9/9/14

Responsabilidad



A veces pienso en los niños que lloran y patalean hasta conseguir lo que quieren. Si describimos su actitud casi siempre coincidimos en "caprichoso". Lo curioso es que cuando ni llora, ni patalea, ni insiste y a su alrededor habita el silencio comenzamos a percibir que algo raro está sucediendo. Vamos en búsqueda del niño y lo encontramos haciendo algo por su propia cuenta. Unas veces nos sorprende para bien y otras para mal. 

La diferencia entre una actitud intrépida, valiente y autónoma y otra caprichosa es que el primero no pierde el tiempo en llorar sino que busca y hace, mientras que el caprichoso espera a que le den o se lo hagan.

Me preocupa el ver gente que espera que le resuelvan las cosas y me encanta ver personas que buscan oportunidades donde otros no la ven. 

Me encanta sentir que las cosas dependen de uno mismo en contra de sentir que los demás tienen que resolverlas por mí.

Sentirse vivo es tener la capacidad de buscar y aportar soluciones a la vida y a las situaciones que inesperadamente se dan en ellas.
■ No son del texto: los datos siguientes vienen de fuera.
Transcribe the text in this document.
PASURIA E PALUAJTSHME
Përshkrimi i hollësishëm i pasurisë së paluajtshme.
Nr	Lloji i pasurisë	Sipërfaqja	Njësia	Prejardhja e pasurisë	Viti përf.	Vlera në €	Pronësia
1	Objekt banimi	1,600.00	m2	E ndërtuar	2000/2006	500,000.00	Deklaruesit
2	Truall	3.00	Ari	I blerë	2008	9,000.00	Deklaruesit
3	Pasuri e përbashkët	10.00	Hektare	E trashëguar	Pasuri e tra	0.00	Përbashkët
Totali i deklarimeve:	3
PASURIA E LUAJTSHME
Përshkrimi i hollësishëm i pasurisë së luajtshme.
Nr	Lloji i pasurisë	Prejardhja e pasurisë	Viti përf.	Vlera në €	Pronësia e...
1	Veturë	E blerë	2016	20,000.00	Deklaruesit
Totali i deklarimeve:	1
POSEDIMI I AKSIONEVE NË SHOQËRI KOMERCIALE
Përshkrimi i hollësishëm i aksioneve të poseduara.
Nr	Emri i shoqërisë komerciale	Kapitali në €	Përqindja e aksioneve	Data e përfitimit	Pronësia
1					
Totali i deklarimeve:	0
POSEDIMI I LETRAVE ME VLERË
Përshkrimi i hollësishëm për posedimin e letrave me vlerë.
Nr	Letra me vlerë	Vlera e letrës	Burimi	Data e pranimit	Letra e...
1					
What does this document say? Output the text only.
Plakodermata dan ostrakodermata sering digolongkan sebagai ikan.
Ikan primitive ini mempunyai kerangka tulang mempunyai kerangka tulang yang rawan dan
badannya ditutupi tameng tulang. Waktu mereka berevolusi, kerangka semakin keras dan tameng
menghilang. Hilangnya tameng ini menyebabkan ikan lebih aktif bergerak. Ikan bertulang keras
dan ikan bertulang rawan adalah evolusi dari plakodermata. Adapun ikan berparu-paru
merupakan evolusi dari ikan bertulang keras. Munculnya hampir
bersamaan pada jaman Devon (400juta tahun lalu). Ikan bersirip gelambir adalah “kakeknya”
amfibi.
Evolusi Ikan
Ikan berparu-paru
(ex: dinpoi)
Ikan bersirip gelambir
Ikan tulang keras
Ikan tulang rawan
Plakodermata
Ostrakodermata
La madurez es vivir como si todo dependiera de mi, hacerlo con ilusión y alegría, pero como si yo nu fuera imprescindible y como si los resultados no fueran vitales. Vivir con absoluta libertad ante lo que soy, me exijo y quiero de la vida, sabiendo que soy yo quien tiene que buscarlo y aceptarlo agradecidamente si la vida me lo pone en el camino.

Mientras unos lloran y patalean otros hacen y consiguen lo que no pueden los que lloran, pues sus lágrimas no le permiten ver el camino.